In My Own Last Words:
Insights Shared by the Dying
In My Own Last Words is a collection of poignant insights from individuals nearing the end of their lives. This compelling read explores how grief and death can be valuable tools for understanding what is truly important in life. This book reflects on what we can learn from the dying about making the most of our own lives.
Filled with piercing wisdom, In My Own Last Words includes a number of final heart-wrenching thoughts from people dying of COVID-19. These haunting reflections often arrive at moments of exceptional clarity. “In terms of life’s pivotal events,” one contributor states, “you only know much later what they are good for…I’ve often asked myself why we recognize this only in hindsight. Why not earlier, why not at the moment it happens?” She goes on to assert, “Well, life is like that. You must opt for life. Then everything will be okay, no matter what happens to you.”
Ultimately, this book compels readers to take inventory of their own lives and reflect on their values, priorities, and the legacy they want to leave behind. Yet it is impossible to talk about rethinking one’s life without addressing the importance of grieving. In My Own Last Words affirms that when we dare to grieve, we are returning to who we are. It frames grieving as the gateway to implementing the core of what the dying teach us: to live fully.
“There’s no one that this book doesn’t speak to, no one who won’t find value in it for themselves. It should be required reading for everyone over the age of twelve.”
—Andrew Postman, co-author of the bestselling Chasing Daylight
Read an Excerpt from In My Own Last Words:
My Epiphany: Grief is Gold
Not long after I started doing this work, I had an epiphany: Grieving is so much more than just releasing the emotion itself so we can regain the life energy we had before our loss. No, grieving is much more powerful. It holds the potential for great inner transformation. Done properly, it has a life-changing effect. We will not be the same as we were before.
When we give ourselves permission to grieve, we give ourselves permission to become comfortable with the vulnerable, wounded beings we all are inside. Yes, we all are! It’s just that we cover it up with all sorts of different layers of artifice. As scary as grief work feels in the beginning, it is a truly healing experience and utterly rewarding. Believe me, I have done it.
First and foremost, having the courage to feel pain, to cry, to truly mourn what we have lost, is the number one doorway back to our truest selves—and as a consequence, to others. All of a sudden, we become able to connect with others around us on a more profound level than ever before and develop unprecedented closeness. Grief reunites us. It rebuilds communion and community. And isn’t that what we need to do anyway?

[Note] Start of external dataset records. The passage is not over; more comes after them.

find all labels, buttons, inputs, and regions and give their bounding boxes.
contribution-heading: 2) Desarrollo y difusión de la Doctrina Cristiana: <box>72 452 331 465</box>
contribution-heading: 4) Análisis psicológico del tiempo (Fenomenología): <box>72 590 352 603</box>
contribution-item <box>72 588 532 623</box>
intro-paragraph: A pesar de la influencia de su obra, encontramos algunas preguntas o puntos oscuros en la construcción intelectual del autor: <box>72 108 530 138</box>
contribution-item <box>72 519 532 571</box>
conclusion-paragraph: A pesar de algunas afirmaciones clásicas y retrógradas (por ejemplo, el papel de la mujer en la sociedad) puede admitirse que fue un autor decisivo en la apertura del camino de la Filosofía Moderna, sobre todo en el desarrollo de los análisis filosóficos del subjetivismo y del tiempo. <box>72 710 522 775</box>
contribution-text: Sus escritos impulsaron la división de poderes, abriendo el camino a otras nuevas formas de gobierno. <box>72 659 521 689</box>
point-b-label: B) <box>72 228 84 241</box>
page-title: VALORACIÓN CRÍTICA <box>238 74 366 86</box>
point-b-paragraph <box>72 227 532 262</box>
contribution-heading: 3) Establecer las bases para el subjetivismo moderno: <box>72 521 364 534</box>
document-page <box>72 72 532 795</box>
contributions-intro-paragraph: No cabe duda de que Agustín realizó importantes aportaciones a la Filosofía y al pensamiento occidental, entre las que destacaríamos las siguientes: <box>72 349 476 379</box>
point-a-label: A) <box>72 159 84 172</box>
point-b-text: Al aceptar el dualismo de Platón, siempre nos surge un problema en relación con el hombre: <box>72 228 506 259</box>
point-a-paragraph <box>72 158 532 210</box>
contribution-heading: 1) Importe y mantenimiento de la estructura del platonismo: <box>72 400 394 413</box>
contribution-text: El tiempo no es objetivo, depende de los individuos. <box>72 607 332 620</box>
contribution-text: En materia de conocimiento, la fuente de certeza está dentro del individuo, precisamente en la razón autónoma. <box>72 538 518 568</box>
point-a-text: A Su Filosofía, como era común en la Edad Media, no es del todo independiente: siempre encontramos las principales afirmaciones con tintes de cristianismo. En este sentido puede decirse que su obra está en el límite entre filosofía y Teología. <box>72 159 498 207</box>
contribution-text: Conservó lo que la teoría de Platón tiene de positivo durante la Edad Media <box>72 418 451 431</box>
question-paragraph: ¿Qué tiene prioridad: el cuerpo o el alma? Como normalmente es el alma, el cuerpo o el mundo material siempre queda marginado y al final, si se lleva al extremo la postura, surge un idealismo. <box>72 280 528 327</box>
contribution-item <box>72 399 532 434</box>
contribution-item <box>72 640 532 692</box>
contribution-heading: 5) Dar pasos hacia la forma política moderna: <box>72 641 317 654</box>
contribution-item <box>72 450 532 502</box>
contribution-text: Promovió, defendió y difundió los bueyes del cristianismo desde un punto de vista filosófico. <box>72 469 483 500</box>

Secondly, it has a powerful cleansing effect. Just as we cleanse our bodies from the outside, grieving cleanses our souls from the inside. It is an exhausting process, but as it progresses, it refills us with an indescribable energy of fullness, consciousness, and clarity. And it is in that transcendence when the new can arise, and we feel how we can create from a more powerful place than before.
Ultimately, when we stop sidestepping grief but choose to move through it, we allow ourselves to deepen and ripen. To see life through the lens of its essence. It is from that new inner place that we can then focus on redefining and realigning our values, diminishing our regrets, and living with a deepened sense of meaning.
Grief, this unwanted emotion, has the power to deeply transform us. It is gold.